FCC Chairman Michael Powell has called for the higher fines. Other commissioners have urged that stations be penalized for each individual incident rather than pay one fine per program. Commissioner Michael Copps has asked his colleagues to revoke broadcast licenses.
David Solomon, chief of the FCC’s enforcement bureau, told lawmakers that the commission had stepped up its enforcement of indecency rules. It has proposed fining broadcasters $1.4 million in the last three years, compared to $850,000 in the preceding seven years.
“The commission is fully committed to vigorous enforcement of the broadcast indecency restrictions in order to protect the interests of America’s children,” Solomon said.
L. Brent Bozell III, president of the Parents Television Council, a conservative advocacy group, told the House panel that the FCC was not doing its job.
For example, the FCC had never fined a television station in the 50 states for indecency until Jan. 27, when the agency proposed a $27,500 penalty against the owner of the KRON TV station in San Francisco for briefly airing a man exposing himself. The only other fine for indecent programming on television was the $21,000 leveled against Telemundo of Puerto Rico License Corp. for three programs on San Juan’s WKAQ-TV in 2001.
“Looking at the FCC’s track record on indecency enforcement, it becomes painfully apparent that the FCC could care less about community standards of decency or about protecting the innocence of young children,” Bozell said.

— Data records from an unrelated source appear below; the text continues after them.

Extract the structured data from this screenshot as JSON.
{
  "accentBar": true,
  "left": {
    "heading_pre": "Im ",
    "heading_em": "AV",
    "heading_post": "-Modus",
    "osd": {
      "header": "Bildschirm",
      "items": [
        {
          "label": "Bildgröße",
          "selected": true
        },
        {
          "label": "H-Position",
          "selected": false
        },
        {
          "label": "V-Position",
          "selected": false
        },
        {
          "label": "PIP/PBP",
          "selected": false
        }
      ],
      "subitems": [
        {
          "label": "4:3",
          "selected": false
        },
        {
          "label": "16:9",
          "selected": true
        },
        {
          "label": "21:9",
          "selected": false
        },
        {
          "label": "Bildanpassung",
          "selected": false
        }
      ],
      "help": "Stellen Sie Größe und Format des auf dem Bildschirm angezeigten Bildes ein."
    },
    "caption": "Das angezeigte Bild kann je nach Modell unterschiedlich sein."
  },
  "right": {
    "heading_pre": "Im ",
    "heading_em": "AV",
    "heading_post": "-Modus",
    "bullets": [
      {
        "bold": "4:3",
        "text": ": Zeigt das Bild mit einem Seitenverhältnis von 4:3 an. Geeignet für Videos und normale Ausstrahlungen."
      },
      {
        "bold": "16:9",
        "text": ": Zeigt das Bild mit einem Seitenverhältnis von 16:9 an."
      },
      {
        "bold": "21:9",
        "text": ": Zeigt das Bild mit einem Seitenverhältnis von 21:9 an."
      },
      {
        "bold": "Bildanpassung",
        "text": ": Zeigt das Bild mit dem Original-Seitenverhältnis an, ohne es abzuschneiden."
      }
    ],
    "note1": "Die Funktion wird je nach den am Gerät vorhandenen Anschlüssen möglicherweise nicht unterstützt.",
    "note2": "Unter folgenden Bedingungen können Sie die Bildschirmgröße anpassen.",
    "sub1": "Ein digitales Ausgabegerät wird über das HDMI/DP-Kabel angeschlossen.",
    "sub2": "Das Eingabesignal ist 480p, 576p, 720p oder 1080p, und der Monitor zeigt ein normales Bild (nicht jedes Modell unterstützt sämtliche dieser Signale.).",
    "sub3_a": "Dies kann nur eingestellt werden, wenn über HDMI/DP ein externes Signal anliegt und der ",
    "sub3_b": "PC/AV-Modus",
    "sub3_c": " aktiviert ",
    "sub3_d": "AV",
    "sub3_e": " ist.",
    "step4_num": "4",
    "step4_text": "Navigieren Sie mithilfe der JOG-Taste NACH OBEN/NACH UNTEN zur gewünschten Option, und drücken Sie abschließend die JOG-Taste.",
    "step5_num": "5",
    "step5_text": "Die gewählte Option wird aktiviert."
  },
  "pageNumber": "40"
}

William Wertz, who owns four radio stations in Kalamazoo, Mich., said part of the problem was that broadcasters were no longer governed by a code of ethics. The Reagan administration forced the National Association of Broadcasters to drop the code on antitrust grounds in 1982.
“We’re very concerned that we’ve witnessed a steady decline of over-the-air decency standards,” Wertz said, criticizing some of his competitors’ programming.
Clear Channel has called for an industry task force to develop indecency standards for radio, television, cable and satellite networks.
“We work hard every day to entertain, not offend our listeners,” said John Hogan, head of Clear Channel Radio. “None of us defend or encourage indecent content. It’s simply not part of our corporate culture.”